La réunion de Rome a été le point de compromis atteint, entre, les partisans d'une grande manifestation d'unité entre les élus européens, d'une part, - et cela, pour soutenir aussi le Parlement européen, qui était un peu le parent pauvre de ces assises, le parlement sans pouvoirs, ou presque - et les propositions de certains gouvernements, qui voyaient, paradoxalement, dans cette rencontre, l'occasion de mettre dos à dos, les instances des parlements nationaux et du parlement européen, pour empêcher les tentatives d'aller vers une intégration européenne de type fédéraliste et faire triompher à leur place, la coopération intergouvernementale, et de maintenir en substance, le statu quo.

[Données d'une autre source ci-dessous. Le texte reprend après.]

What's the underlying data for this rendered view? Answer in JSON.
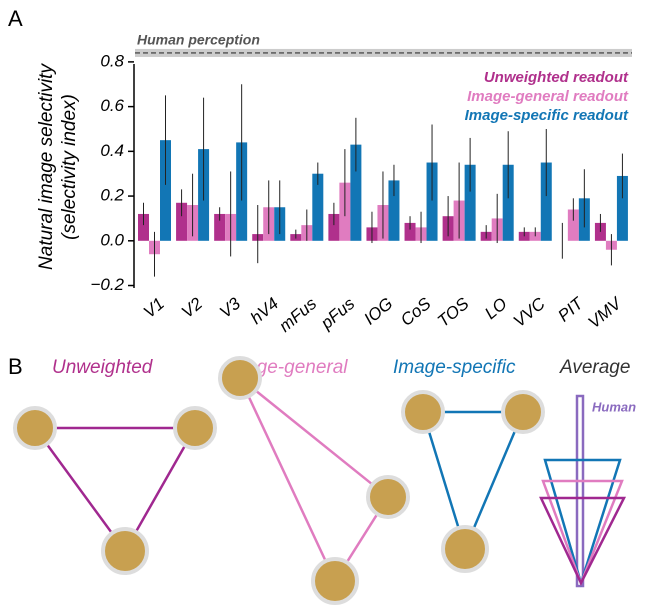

Mais voyons plus en détail les reflets de cette stratégie, inspirée en grande partie par Mitterrand, en cela, digne héritier du général De Gaulle et de son "Europe des Patries".
L'idée de convoquer à Paris les 6969 membres des Parlements de la Communauté, formulée par Marco Pannella et traduite en documents parlementaires, n'ayant pas abouti, on avait fini par se résoudre à donner cours à l'idée de réunir à Rome, à la veille du Sommet européen qui devra donner le départ aux deux conférences intergouvernementales de réforme des traités CEE - l'une pour l'Union économique et monétaire, l'autre pour l'Union politique. Et, dans ce sens, on avait adopté au PE, une relation qui prévoyait une rencontre paritaire entre
représentants du PE et parlements nationaux.
Mais au cours des négociations préliminaires des présidents des Assemblées parlementaires européennes pour l'ordre des travaux des Assises, ce rapport, sur l'influence des parlements nationaux, a été transformé en deux délégués nationaux pour chaque député européen. On est donc arrivé à une Conférence composée de 85 membres du PE et 170 élus nationaux. Et encore: il ressortait en filigrane des travaux préparatoires, l'idée, inspirée par le chef de la diplomatie française, Roland Dumas, de transformer cette première rencontre en une assemblée à caractère permanent, une sorte se deuxième chambre. Le but en était évident: dans le modèle idéal des Communautés actuelles et, à fortiori, dans le modèle fédéraliste, elle existe déjà: c'est le Conseil des Ministres, véritable chambre des Etats qui devrait séparer le pouvoir législatif du Parlement européen, selon le modèle de l'Allemagne Fédérale. Or, le Conseil, outre à exercer dans certains domaines, un pouvoir d'exécution, davantage d'apanage que la Commissio
n présidée par Jacques Delors, peut légiférer en matière communautaire, en tenant, peu ou prou, compte de l'avis du PE.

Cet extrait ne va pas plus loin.